Monday, April 18, 2011


As I approach my 300th post, a few thoughts about blogging are rattling around in my head on the subject of readership. I imagine that most writer-bloggers ponder these at some point, and now it's my turn. Who, exactly, is my audience? Are the people who read my blog actually going to be interested in my novel once it is published? Are the people who buy my book once it is published actually going to want to read my blog as well? Does it matter?

With non-fiction, it's a more obvious connection. Those authors have special and specific knowledge about a particular subject that can be the basis of their readership across a variety of platforms. Someone who writes about science can also blog and tweet about science, and the same demographic applies. It's all non-fiction.

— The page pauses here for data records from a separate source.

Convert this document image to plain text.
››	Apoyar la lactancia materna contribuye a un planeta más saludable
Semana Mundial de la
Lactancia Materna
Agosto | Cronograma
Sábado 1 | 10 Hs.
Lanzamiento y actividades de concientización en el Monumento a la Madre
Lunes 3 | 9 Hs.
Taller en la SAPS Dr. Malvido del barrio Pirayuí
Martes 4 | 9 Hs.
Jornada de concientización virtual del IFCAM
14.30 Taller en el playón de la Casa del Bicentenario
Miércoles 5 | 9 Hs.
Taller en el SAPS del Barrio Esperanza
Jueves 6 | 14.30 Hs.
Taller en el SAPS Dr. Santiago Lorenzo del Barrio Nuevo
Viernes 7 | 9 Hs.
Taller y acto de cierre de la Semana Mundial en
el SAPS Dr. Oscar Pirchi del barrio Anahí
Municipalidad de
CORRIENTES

But the non-fiction "voice" of an author is not the same as the fiction "voice" of a novel's narrator. Sure, a writer of comic novels may want to cultivate a comic tone in her blog, and a writer of middle-grade books will probably want to keep his blog PG-rated so that there is some overlap between the stories and the writer's online presence. But ultimately, the things I want to talk about may not have any appeal to my future readers, and vice versa. (Jody Hedlund covered these issues quite nicely in a blog post she wrote earlier this year.)

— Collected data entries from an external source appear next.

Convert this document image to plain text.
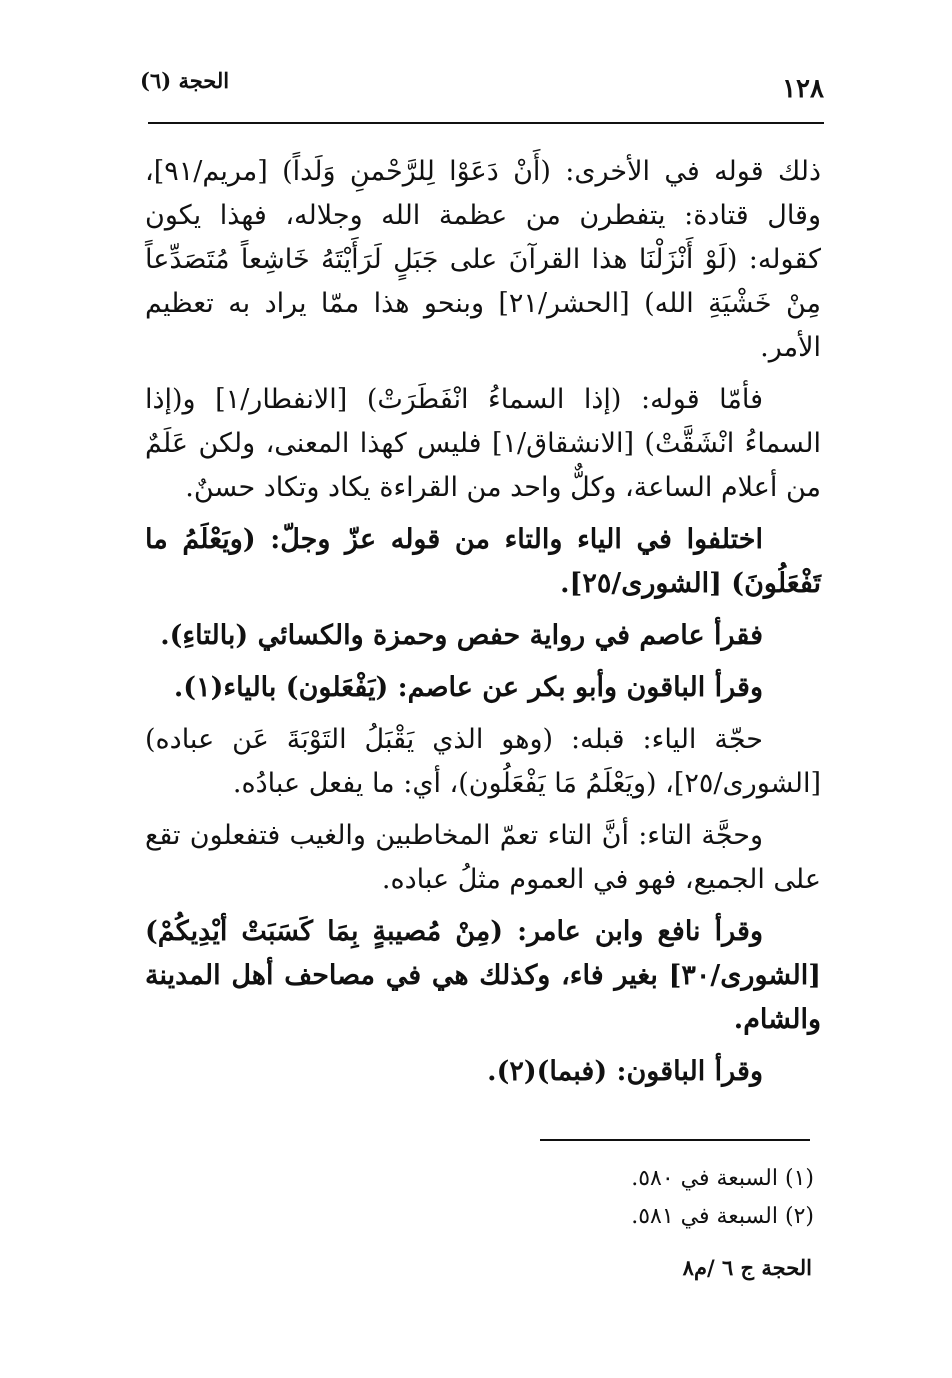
١٢٨
الحجة (٦)

ذلك قوله في الأخرى: (أَنْ دَعَوْا لِلرَّحْمنِ وَلَداً) [مريم/٩١]، وقال قتادة: يتفطرن من عظمة الله وجلاله، فهذا يكون كقوله: (لَوْ أَنْزَلْنَا هذا القرآنَ على جَبَلٍ لَرَأَيْتَهُ خَاشِعاً مُتَصَدِّعاً مِنْ خَشْيَةِ الله) [الحشر/٢١] وبنحو هذا ممّا يراد به تعظيم الأمر.

فأمّا قوله: (إذا السماءُ انْفَطَرَتْ) [الانفطار/١] و(إذا السماءُ انْشَقَّتْ) [الانشقاق/١] فليس كهذا المعنى، ولكن عَلَمٌ من أعلام الساعة، وكلٌّ واحد من القراءة يكاد وتكاد حسنٌ.

اختلفوا في الياء والتاء من قوله عزّ وجلّ: (ويَعْلَمُ ما تَفْعَلُونَ) [الشورى/٢٥].

فقرأ عاصم في رواية حفص وحمزة والكسائي (بالتاءِ).

وقرأ الباقون وأبو بكر عن عاصم: (يَفْعَلون) بالياء(١).

حجّة الياء: قبله: (وهو الذي يَقْبَلُ التَوْبَةَ عَن عباده) [الشورى/٢٥]، (ويَعْلَمُ مَا يَفْعَلُون)، أي: ما يفعل عبادُه.

وحجَّة التاء: أنَّ التاء تعمّ المخاطبين والغيب فتفعلون تقع على الجميع، فهو في العموم مثلُ عباده.

وقرأ نافع وابن عامر: (مِنْ مُصيبةٍ بِمَا كَسَبَتْ أيْدِيكُمْ) [الشورى/٣٠] بغير فاء، وكذلك هي في مصاحف أهل المدينة والشام.

وقرأ الباقون: (فبما)(٢).

(١) السبعة في ٥٨٠.

(٢) السبعة في ٥٨١.

الحجة ج ٦ /م٨
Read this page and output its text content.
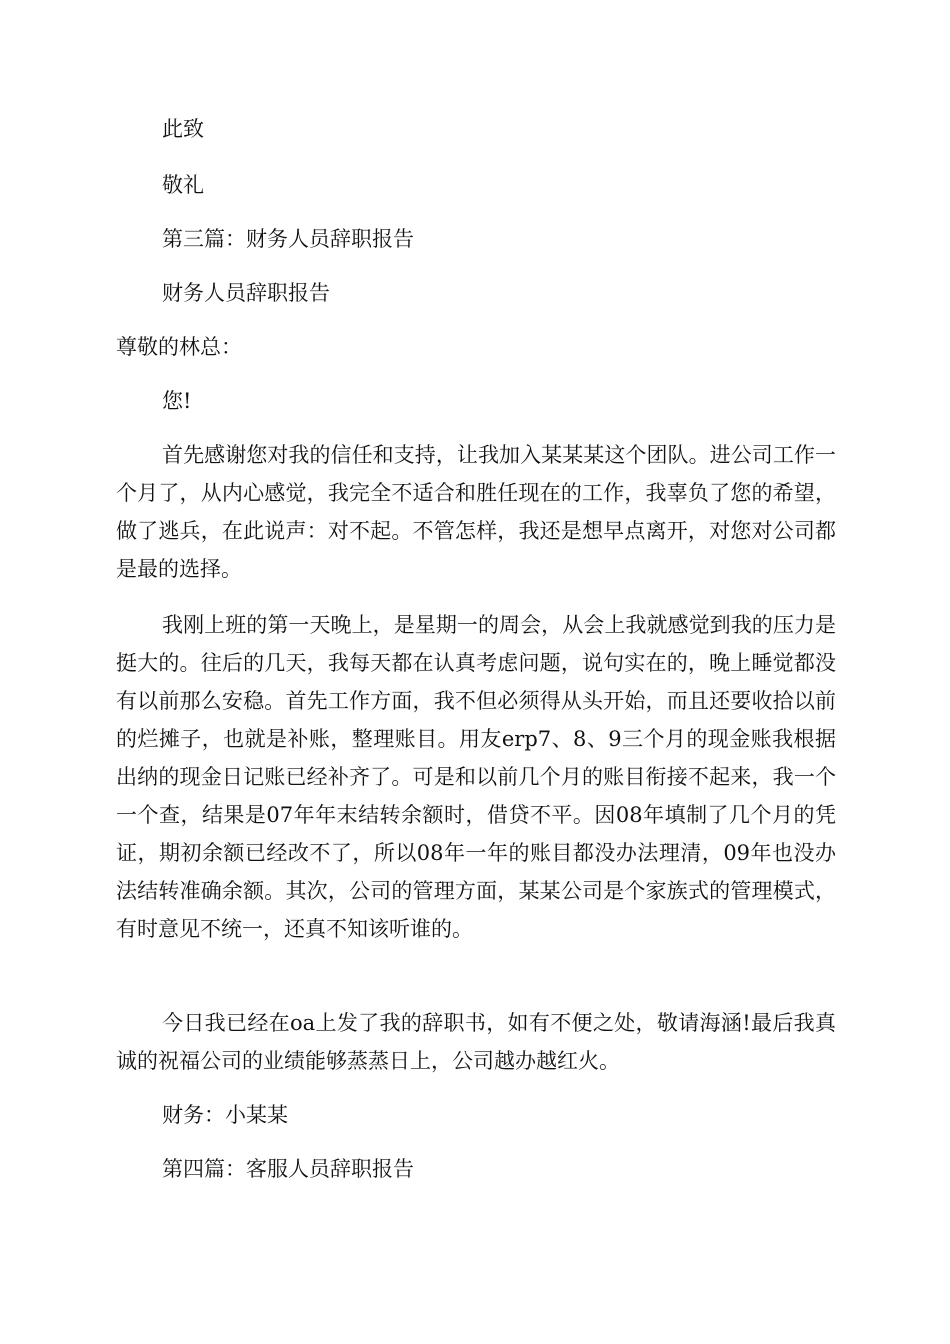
此致
敬礼
第三篇：财务人员辞职报告
财务人员辞职报告
尊敬的林总：
您!

首先感谢您对我的信任和支持，让我加入某某某这个团队。进公司工作一个月了，从内心感觉，我完全不适合和胜任现在的工作，我辜负了您的希望，做了逃兵，在此说声：对不起。不管怎样，我还是想早点离开，对您对公司都是最的选择。

我刚上班的第一天晚上，是星期一的周会，从会上我就感觉到我的压力是挺大的。往后的几天，我每天都在认真考虑问题，说句实在的，晚上睡觉都没有以前那么安稳。首先工作方面，我不但必须得从头开始，而且还要收拾以前的烂摊子，也就是补账，整理账目。用友erp7、8、9三个月的现金账我根据出纳的现金日记账已经补齐了。可是和以前几个月的账目衔接不起来，我一个一个查，结果是07年年末结转余额时，借贷不平。因08年填制了几个月的凭证，期初余额已经改不了，所以08年一年的账目都没办法理清，09年也没办法结转准确余额。其次，公司的管理方面，某某公司是个家族式的管理模式，有时意见不统一，还真不知该听谁的。

今日我已经在oa上发了我的辞职书，如有不便之处，敬请海涵!最后我真诚的祝福公司的业绩能够蒸蒸日上，公司越办越红火。

财务：小某某
第四篇：客服人员辞职报告
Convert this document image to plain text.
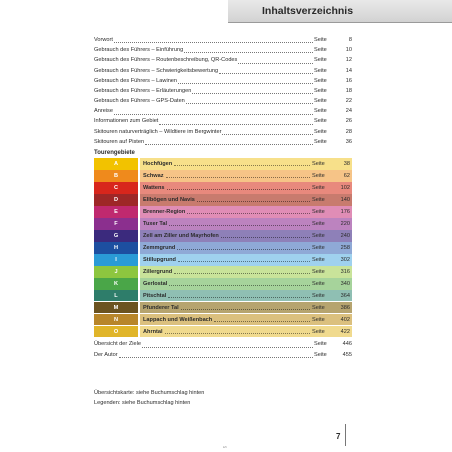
Inhaltsverzeichnis
Vorwort	Seite	8
Gebrauch des Führers – Einführung	Seite	10
Gebrauch des Führers – Routenbeschreibung, QR-Codes	Seite	12
Gebrauch des Führers – Schwierigkeitsbewertung	Seite	14
Gebrauch des Führers – Lawinen	Seite	16
Gebrauch des Führers – Erläuterungen	Seite	18
Gebrauch des Führers – GPS-Daten	Seite	22
Anreise	Seite	24
Informationen zum Gebiet	Seite	26
Skitouren naturverträglich – Wildtiere im Bergwinter	Seite	28
Skitouren auf Pisten	Seite	36
Tourengebiete
A	Hochfügen	Seite	38
B	Schwaz	Seite	62
C	Wattens	Seite	102
D	Ellbögen und Navis	Seite	140
E	Brenner-Region	Seite	176
F	Tuxer Tal	Seite	220
G	Zell am Ziller und Mayrhofen	Seite	240
H	Zemmgrund	Seite	258
I	Stillupgrund	Seite	302
J	Zillergrund	Seite	316
K	Gerlostal	Seite	340
L	Pitschtal	Seite	364
M	Pfunderer Tal	Seite	386
N	Lappach und Weißenbach	Seite	402
O	Ahrntal	Seite	422
Übersicht der Ziele	Seite	446
Der Autor	Seite	455
Übersichtskarte: siehe Buchumschlag hinten
Legenden: siehe Buchumschlag hinten
7
ᔕ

If I write about my path to publication, I'll naturally be attracting mostly other writers. Now, other fiction writers should obviously also be fiction readers*, but who knows if they read the kind of fiction I write. Will the fiction posts get lost in the shuffle of "regular" blog posts, making it too hard to find for the readers who do want it? Might putting my fiction on my blog (as I did here and here and sort of here) actually be confusing and unwanted for my regular blog readership? Because as much as I want people to read (and eventually buy) my fiction, I like blogging. I hope that my posts on the craft of writing have been genuinely helpful to people. I hope that people can save time when looking for their first agent because of resources I've provided.

I've decided that one blog cannot be all things to all people. So I've created a second, fiction-only blog. People who want to read my short stories can go there. People who want to hear my personal, struggling-writer's voice can stay here. I hope a lot of you fall into both categories, but it's cool if you don't.

Readers, WHAT DO YOU WANT MORE OF IN THIS BLOG? What have been your favorite posts so far? Tell me a little bit more about yourselves, so I know who my audience really is.

*If you're one of those people who thinks you can write a novel without reading extensively... you're wrong. Go watch So You Want To Write a Novel and then for the love of all that is holy go get a library card and start doing your homework.


  1. I've enjoyed your posts about Grub Street, and about the Rock Bottom Remainders, and anything that gives me a whiff of a sophisticated city that embraces the written word (San Antonio is lovely but our focus is a little different here!)

    I also enjoyed your posts about Serious Girl, because I too am a mom and I know how difficult it can be to balance personal interests with family obligations.

  2. It will be an interesting experiment with the fiction blog added to this current one. I tend not to read fiction on blogs since I am here more for information or to learn from the experiences of others, whether it be writing experiences or just life experiences. It's nice to get to know the person behind the blog.

    I have found that my outright fiction posts have not attracted as many comments as my posts that are true or appear to be true--these seem to draw the interest of the readers more. My blog posts that have to do with the topic of blogging also seem to generate a lot of interest from readers who want to add their thoughts. Also the posts I have done about encouraging others or trying to inspire what they do in life have gone over well.

    I think that many readers are trying to find something with which to identify and relate to. Since you are mostly focused toward other writers this might be a good area to focus on. I like hearing about the writing events you attend or what knowledge you've gained from blogging or writing.

    Finally, showing readers that you truly care about them (or at least appear to) by responding to their comments and occasionally visiting their blogs and commenting creates a strong rapport and loyalty with others.

    The way I see it, for a fiction writer, the blog is a marketing tool for building yourself as a name brand and for promoting what product you have. The blog is one of many areas where you can give your sales pitch (politely and tactfully), nurture a loyal fan base, and establish a springboard into other marketing arenas. The connection with other bloggers is vital when it comes to taking your book on a virtual tour and expanding your internet presence.

    That's the way I see it from observing the other authors and from my experience so far with my year and a half of blogging. Once I get a book out there I'm going to my fellow bloggers first to help me promote and hopefully I will have maintained their loyalty to me by my being a blog friend to them.

    My opinion---I'd love to hear your thoughts on this.

    Tossing It Out

  3. Thanks for your thoughts, guys!

    Lee, you're right about connecting with other bloggers -- I used to be good about it, then stopped when I started spending (too much!) time on Twitter. We'll see if I can't get my priorities straight this time around. And you'll be pleased to hear that I'm going to another writing conference in a couple weeks! I'll definitely report back on it.

    Jenna, I'm especially pleased that you like reading about the writing-mom perspective. Serious Girl just turned four, and I think I'm only just now starting to figure out how to balance her needs and my own properly! And, I'm sure both our needs will change again soon and I'll have to start from scratch. Phew!